Wednesday, 30 December 2009

Dear Fatty (Dawn French)

--The blurb--
"Dawn French is one of the greatest comedy actresses, encompassing a vast and brilliant array of characters. Loved for her irreverent humour, Dawn has achieved massive mainstream success while continuing to push boundaries and challenge stereotypes. This title chronicles the rise of this complex, dynamic and unstoppable woman."

--The review--
The barrage of criticism directed at the cult of the celebrity autobiography is a thoroughly comprehensible one: the profession of ghostwriting is not one that people necessarily want to feed to due its dubious moral quality, especially since it often still results in a low standard of writing, and in any case, is the aspiration to and admiration of celebrity status really something that's worth encouragement?

In Dawn French's case, she is something to aspire to, and her autobiography is certainly worth reading (especially, as is indicated by the quality of the writing and the lack of thinly-veiled acknowledgements, it was almost definitely written by her). The epistolary format is an original method of approaching the autobiography task and gives this tome at least one reason why it stands out on the shelf. Equally, as well as addressing the usual suspects (friends, family, and famous colleagues), French also writes to a few more unusual choices, including Madonna.

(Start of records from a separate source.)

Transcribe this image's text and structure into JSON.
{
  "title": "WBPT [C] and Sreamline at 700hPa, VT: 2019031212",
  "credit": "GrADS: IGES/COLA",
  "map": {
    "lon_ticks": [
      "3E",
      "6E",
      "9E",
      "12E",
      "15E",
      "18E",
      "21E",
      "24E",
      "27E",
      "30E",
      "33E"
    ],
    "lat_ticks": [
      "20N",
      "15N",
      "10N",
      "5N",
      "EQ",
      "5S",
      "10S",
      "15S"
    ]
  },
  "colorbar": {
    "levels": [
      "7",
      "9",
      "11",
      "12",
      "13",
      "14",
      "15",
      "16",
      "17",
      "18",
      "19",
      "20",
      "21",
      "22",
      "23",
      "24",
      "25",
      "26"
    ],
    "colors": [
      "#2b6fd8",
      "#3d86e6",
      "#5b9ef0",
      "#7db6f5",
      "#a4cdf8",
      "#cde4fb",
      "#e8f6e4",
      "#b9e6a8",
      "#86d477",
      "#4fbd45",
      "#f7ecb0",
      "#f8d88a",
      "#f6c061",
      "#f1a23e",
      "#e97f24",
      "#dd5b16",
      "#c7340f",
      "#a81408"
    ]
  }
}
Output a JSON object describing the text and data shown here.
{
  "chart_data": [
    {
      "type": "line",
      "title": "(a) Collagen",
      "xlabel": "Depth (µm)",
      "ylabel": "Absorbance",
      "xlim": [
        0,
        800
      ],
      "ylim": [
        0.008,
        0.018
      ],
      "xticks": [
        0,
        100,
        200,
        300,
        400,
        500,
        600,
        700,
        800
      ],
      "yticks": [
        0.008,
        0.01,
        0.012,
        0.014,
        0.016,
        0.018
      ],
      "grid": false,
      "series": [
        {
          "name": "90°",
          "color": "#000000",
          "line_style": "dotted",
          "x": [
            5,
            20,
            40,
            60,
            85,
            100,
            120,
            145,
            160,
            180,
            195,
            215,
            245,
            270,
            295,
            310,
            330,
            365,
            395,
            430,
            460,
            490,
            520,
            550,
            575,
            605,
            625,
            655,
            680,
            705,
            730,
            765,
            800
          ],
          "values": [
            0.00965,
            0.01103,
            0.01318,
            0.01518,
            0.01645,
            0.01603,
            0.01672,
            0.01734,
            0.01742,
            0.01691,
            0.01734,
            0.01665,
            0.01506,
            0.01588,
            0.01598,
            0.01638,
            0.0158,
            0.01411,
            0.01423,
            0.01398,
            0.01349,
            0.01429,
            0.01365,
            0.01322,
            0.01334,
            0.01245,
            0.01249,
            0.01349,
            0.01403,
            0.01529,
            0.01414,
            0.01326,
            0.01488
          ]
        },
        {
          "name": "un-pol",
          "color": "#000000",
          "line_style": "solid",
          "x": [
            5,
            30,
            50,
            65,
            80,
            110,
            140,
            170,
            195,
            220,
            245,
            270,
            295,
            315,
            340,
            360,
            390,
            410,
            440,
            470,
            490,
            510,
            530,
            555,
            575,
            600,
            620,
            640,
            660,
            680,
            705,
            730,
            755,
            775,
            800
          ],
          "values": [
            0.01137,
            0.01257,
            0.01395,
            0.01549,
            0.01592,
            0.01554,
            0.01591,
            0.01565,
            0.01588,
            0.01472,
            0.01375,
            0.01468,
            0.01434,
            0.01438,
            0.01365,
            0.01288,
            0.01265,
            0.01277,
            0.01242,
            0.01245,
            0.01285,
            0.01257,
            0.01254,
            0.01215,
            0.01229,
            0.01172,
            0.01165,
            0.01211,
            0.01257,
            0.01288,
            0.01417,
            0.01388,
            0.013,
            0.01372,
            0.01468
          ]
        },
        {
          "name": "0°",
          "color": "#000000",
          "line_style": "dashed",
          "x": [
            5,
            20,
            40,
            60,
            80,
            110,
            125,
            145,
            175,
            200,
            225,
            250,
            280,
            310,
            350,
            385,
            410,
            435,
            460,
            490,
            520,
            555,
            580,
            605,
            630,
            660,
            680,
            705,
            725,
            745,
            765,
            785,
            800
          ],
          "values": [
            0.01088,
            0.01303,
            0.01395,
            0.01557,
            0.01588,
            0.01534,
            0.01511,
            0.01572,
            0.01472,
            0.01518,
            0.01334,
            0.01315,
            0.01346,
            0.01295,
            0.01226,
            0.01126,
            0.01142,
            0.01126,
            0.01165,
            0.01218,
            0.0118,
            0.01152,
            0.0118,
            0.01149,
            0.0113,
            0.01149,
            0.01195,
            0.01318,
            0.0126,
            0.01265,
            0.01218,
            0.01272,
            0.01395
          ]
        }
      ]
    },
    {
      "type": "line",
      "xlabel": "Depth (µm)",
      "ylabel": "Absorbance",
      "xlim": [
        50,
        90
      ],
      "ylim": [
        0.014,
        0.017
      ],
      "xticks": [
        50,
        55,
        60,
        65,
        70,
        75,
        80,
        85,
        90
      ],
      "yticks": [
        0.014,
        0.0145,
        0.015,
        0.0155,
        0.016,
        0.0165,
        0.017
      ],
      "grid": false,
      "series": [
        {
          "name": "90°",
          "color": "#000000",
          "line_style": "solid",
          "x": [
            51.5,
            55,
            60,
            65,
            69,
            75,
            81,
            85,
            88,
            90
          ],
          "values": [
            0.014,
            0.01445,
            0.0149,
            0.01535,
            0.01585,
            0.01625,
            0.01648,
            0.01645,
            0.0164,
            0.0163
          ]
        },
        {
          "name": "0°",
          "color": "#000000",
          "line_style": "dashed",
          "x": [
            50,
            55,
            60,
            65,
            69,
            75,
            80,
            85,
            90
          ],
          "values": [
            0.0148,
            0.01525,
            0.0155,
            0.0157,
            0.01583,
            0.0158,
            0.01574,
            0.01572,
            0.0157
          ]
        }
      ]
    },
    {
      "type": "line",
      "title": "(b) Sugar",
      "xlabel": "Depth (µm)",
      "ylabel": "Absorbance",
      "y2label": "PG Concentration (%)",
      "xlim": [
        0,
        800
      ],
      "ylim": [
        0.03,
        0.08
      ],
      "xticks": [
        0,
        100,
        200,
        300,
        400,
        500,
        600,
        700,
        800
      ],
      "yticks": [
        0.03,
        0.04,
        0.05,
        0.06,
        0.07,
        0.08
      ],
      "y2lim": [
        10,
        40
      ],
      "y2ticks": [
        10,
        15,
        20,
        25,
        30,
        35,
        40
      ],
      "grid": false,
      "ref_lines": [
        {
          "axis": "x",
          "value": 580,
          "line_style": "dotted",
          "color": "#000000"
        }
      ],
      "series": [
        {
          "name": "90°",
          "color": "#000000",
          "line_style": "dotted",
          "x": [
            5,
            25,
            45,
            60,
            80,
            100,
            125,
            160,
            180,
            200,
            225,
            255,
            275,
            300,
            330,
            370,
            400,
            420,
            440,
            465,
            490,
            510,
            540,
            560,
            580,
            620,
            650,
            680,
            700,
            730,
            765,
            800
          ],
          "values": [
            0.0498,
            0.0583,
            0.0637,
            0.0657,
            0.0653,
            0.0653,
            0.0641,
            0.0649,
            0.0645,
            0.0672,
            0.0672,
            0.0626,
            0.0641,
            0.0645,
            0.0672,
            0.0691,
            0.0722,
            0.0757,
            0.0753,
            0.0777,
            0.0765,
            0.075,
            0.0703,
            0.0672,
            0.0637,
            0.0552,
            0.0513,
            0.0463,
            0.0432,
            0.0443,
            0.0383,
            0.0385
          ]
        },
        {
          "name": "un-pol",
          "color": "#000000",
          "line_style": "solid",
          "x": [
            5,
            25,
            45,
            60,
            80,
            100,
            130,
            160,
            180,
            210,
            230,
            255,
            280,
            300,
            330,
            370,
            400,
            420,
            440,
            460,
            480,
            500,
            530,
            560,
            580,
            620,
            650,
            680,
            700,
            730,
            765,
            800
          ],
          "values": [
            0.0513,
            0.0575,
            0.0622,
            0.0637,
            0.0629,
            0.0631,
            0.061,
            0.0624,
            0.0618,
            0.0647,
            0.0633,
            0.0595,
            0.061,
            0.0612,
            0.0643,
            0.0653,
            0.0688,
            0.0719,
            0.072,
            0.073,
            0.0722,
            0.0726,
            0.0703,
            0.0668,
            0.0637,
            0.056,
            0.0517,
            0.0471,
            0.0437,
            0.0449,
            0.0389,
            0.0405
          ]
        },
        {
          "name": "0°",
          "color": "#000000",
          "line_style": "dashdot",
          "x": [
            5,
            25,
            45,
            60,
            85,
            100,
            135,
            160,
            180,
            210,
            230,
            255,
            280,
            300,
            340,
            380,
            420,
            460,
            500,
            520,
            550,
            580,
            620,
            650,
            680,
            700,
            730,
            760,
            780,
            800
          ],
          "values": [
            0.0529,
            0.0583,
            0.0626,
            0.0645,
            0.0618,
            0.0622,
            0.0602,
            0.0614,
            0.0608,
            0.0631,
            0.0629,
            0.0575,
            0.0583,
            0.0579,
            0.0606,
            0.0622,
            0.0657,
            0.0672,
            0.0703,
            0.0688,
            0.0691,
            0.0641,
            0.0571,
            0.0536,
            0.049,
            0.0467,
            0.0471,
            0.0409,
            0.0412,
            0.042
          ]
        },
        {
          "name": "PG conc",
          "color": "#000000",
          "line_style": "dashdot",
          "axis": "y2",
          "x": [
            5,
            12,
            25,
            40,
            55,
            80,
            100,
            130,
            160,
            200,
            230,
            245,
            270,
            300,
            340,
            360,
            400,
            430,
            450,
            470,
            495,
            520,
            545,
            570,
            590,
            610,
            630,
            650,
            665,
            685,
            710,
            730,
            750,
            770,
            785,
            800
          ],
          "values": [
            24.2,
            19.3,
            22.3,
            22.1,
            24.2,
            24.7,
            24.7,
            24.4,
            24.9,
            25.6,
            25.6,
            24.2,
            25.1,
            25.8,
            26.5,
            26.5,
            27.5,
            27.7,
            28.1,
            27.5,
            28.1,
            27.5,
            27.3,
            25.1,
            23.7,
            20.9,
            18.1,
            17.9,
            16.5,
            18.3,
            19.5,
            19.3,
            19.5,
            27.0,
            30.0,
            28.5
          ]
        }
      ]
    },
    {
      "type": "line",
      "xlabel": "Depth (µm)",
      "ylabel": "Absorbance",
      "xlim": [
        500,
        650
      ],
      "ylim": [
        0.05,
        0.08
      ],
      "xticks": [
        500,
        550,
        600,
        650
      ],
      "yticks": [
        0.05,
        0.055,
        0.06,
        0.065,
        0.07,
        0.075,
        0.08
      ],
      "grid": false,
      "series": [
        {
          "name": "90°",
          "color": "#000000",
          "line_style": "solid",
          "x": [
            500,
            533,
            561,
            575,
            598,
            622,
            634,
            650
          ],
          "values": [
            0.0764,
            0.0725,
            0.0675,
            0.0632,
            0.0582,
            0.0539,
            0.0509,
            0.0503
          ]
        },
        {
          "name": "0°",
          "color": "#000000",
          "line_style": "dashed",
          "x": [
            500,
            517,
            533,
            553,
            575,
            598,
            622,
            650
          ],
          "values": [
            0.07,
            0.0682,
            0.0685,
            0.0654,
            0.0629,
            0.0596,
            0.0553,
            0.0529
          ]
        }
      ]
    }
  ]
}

Lamentably, though, the Madonna letters were the weakest; while reading, one has the impression that these particular letters would be far more amusing if you were listening to French reading them rather than just reading them on your own in your head, so this could be a legitimate reason to recommend the audiobook over the print version. Refreshingly little time is given to The Vicar of Dibley, with French spending an equal amount of time on all of her various exploits, including her childhood and on her poignant attempts to conceive. The personal and professional aspects of the autobiography are well-blended (and not just because of French's well-known marriage to other famous comedian, Lenny Henry).

French's humour also, predictably, comes into full force, with the passage about babysitters' apologies being a surefire laugh-out-loud moment. She successfully manages to blend this humour with poignancy and high-quality writing to create a really excellent autobiography which should be stocked at the front of every bookshop's celebrity section (and if those by Jordan and other such ilk could languish in the bargain bin - or recycling bin - that would be great too).